E-commerce can make trade more inclusive, once we tackle the bottlenecks, concluded Jansen.  

Mr Cheng Ouyang, Director, Ali Cross-border E-commerce Research Center, Alibaba, presented the development of cross-border e-commerce in China, and the electronic world trade platform (eWTP) initiative by Jack Ma. Cross-border e-commerce was 1/4 of the whole Chinese foreign trade last year. More than 10 million merchants are accommodated on the Alibaba platform, of which 97% employ fewer than five people. Via the integrated services platform for MSMEs by Alibaba, merchants can focus on their products and aftersales. Such services are also complemented by loans offered under special conditions by entities such as MYbank, an AliBaba affiliated online bank. He also introduced a pilot project of the eWTP, Malaysia’s digital free trade zone (an eHub providing business-to-business (B2B), B2C services and one-stop foreign trade services). In his takeaway message, Ouyang called for global rules and standards to be established to promote e-commerce.
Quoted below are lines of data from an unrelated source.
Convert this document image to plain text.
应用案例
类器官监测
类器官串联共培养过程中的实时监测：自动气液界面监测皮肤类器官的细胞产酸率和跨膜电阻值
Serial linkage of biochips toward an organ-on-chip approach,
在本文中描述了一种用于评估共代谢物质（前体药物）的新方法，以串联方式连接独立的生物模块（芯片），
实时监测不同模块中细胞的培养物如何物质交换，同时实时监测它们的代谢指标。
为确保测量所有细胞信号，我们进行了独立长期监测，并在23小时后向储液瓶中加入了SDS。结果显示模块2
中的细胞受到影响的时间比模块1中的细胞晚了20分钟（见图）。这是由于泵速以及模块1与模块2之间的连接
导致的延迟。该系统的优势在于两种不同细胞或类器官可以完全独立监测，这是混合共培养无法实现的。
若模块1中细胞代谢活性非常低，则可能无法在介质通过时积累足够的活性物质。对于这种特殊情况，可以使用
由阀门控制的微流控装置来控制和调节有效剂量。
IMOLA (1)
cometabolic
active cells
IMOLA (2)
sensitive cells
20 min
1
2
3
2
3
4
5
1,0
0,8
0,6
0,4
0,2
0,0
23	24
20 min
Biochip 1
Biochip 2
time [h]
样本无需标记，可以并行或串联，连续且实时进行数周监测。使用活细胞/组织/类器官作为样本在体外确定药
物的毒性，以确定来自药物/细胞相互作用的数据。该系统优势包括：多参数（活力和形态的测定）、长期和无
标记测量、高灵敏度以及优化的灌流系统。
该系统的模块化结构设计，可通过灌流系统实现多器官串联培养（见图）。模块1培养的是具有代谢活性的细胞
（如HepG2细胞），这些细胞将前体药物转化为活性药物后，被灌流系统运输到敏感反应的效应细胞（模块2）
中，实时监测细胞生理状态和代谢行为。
Ms Zhang Mingxing, on behalf of the Vice-president of Henan Bonded Group Company, provided another example of international e-commerce solutions from China, namely the innovative Zhengzhou mode. She noted the fast growth of international e-commerce, but also obstacles at different levels, for example, difficulty in enterprise development, in government supervision, and in consumer rights defence. The pilot project in Zhengzhou proposes a business-to-business-to-consumer (B2B2C) model, with an intermediary in the bonded zone and seven different standards. These include, among others, data verification, data supervision and risk tracing.  The Chinese model can be applied in other countries that seek to strengthen their e-commerce sector, she explained.

Mr Ricardo Meléndez-Ortiz, Chief Executive, ICTSD and Co-Chair, T20 Task Force on Trade and Investment, brought the WTO back into the discussion. Whereas the terminology may differ (e-com, digital trade, etc.), the discussions here are about the digital transformation of the whole economy. E-commerce is not new in the WTO, different aspects of it have been discussed for almost 20 years now, since the 1998 moratorium (reaffirmed every 2 years) on custom duties on electronic transactions. What deserves attention now is predictability in the application of e-commerce rules and the emergence in regional trade agreements (RTAs) of provisions on the digital economy and e-commerce. New RTAs commonly include transparency, data protection or paperless transaction provisions. There are, however, new barriers to e-commerce, such as localisation requirements for data or source code laws.

Ahead of the WTO’s Eleventh Ministerial Conference (MC11), Meléndez-Ortiz sees a two-track approach, on the one hand, managing the demands of the MC11 and the signals from the WTO regarding the long term nature of frameworks on the digital economy, and on the other hand, moving the e-commerce work programme forward to get to rule-making. ‘If the WTO is not going into this, it will be marginalised’, he speculated. There is a need for confidence building and trade facilitation in the longer run, to overcome the multiple challenges. Moreover, the development dimension (including infrastructure) needs to be addressed to ensure we will have an efficient, working global economy.